A sister shares her pain over receiving an evening-only wedding invite from her brother after years of strained family ties, leaving her feeling excluded.
Relationships require care and effort to nurture, but sometimes even family bonds can feel strained. One woman, who goes by @Eveningonly on Mumsnet, turned to the online community for support after feeling sidelined by her family. She shared that her brother invited her to his wedding—but only to the evening reception. Though the siblings hadn’t seen much of each other over the years, she was hurt by what she saw as an exclusion by her loved ones.
In the post, the woman explained how she rarely got a chance to meet her younger brother since she left her family home. Due to a “complicated” relationship with her mom, the siblings never really got a chance to be together. “I left home when he was aged 10 or 11. Due to a difficult relationship with DM (Dear Mother), I rarely returned home for visits,” she explained. Despite not seeing each other for long, upon meetings, the siblings still used to get along.
“I have seen little of DB (Dear Brother) since then, but we always get along well when we do see one another,” she added. By the time the woman reconciled with her mother and they both became more amicable toward each other, her brother had left home. “We have only ever seen one another at family parties since,” the sister elaborated. More so, the distance between their houses, as per the woman, made it very difficult for them to see each other. “I also live a fair distance away, so this is another reason why I don’t see family all that often,” she wrote, adding that her brother would soon be getting married in the coming months.
She recalled her brother handing her the invitation at a recent family party, which initially thrilled her. “I was pretty chuffed because they had announced the date of the wedding almost a year ago. So, I thought I had been left off the list,” the woman remarked. The assumption led her to conclude that it was a “last-minute” decision to invite her to the wedding. The sister claimed that her family did this to avoid “awkwardness” at the party, with everyone discussing what would have happened had she not attended the event.
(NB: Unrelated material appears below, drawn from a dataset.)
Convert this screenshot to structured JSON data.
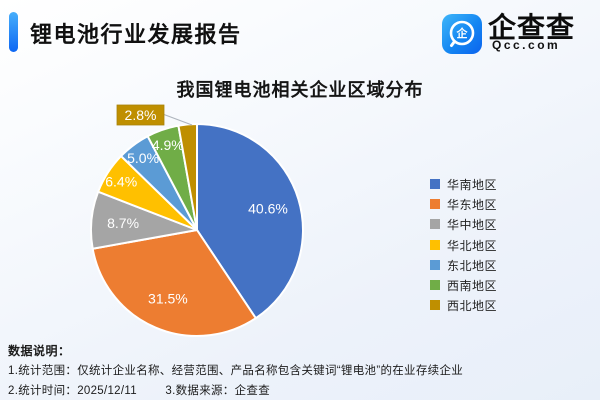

But when she got home and finally read the invitation, she was hit with an unwelcome surprise: it was an “evening-only” invite. The sister wondered if she was being unreasonable for feeling a little hurt by her family’s decision. “I realize we’re not close, but we are one another’s only sibling if that counts for anything?” her post read, asking the online community about their opinion on the same.
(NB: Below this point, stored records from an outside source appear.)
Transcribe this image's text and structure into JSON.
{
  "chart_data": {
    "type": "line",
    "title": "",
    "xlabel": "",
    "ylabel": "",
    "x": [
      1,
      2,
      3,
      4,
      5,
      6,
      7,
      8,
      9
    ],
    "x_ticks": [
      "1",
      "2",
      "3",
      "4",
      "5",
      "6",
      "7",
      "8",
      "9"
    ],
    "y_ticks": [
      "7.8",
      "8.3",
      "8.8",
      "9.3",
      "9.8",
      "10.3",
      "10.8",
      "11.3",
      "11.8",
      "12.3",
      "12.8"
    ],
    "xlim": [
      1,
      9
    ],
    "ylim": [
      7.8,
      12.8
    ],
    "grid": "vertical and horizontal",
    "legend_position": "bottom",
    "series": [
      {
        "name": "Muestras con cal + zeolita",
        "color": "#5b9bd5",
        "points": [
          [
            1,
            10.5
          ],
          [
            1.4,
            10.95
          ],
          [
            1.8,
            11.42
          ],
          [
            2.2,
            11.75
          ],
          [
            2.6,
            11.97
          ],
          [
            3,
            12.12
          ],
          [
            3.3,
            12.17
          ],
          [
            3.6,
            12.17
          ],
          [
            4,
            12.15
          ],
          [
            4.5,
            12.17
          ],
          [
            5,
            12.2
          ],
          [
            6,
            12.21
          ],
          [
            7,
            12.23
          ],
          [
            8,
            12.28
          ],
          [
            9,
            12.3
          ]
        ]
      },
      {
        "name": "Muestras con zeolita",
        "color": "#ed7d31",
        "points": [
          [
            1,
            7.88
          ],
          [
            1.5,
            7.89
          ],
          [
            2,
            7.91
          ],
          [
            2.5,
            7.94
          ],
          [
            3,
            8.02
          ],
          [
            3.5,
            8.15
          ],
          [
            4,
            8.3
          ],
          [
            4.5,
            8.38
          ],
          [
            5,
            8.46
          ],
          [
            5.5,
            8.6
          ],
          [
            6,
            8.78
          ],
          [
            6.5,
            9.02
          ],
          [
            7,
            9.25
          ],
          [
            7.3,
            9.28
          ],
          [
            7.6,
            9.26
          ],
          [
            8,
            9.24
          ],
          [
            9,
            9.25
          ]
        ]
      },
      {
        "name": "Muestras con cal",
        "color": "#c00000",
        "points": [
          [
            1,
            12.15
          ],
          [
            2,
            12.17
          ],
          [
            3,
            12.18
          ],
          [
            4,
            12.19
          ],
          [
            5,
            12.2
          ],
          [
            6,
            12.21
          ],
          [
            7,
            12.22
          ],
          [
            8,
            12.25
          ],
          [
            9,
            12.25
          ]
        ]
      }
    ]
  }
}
“I’m also not a bad person and we never had any ‘bad blood’ or conflict. It isn’t a small, intimate wedding from what I gather either,” the woman concluded, expressing her feeling of having been excluded from the family fold. People in the comments empathized with the sister. Hoglet70 said, “I’d probably be a bit hurt too, but it is what it is.” “I’d be disappointed. It doesn’t appear you’ve made much effort to sustain the relationship with him, so I guess he doesn’t feel close to you?” NeedToChangeName added. “It sounds like you’ve become the default ‘distant relative.’ Families can be quite strange,” Doggymummar emphasized.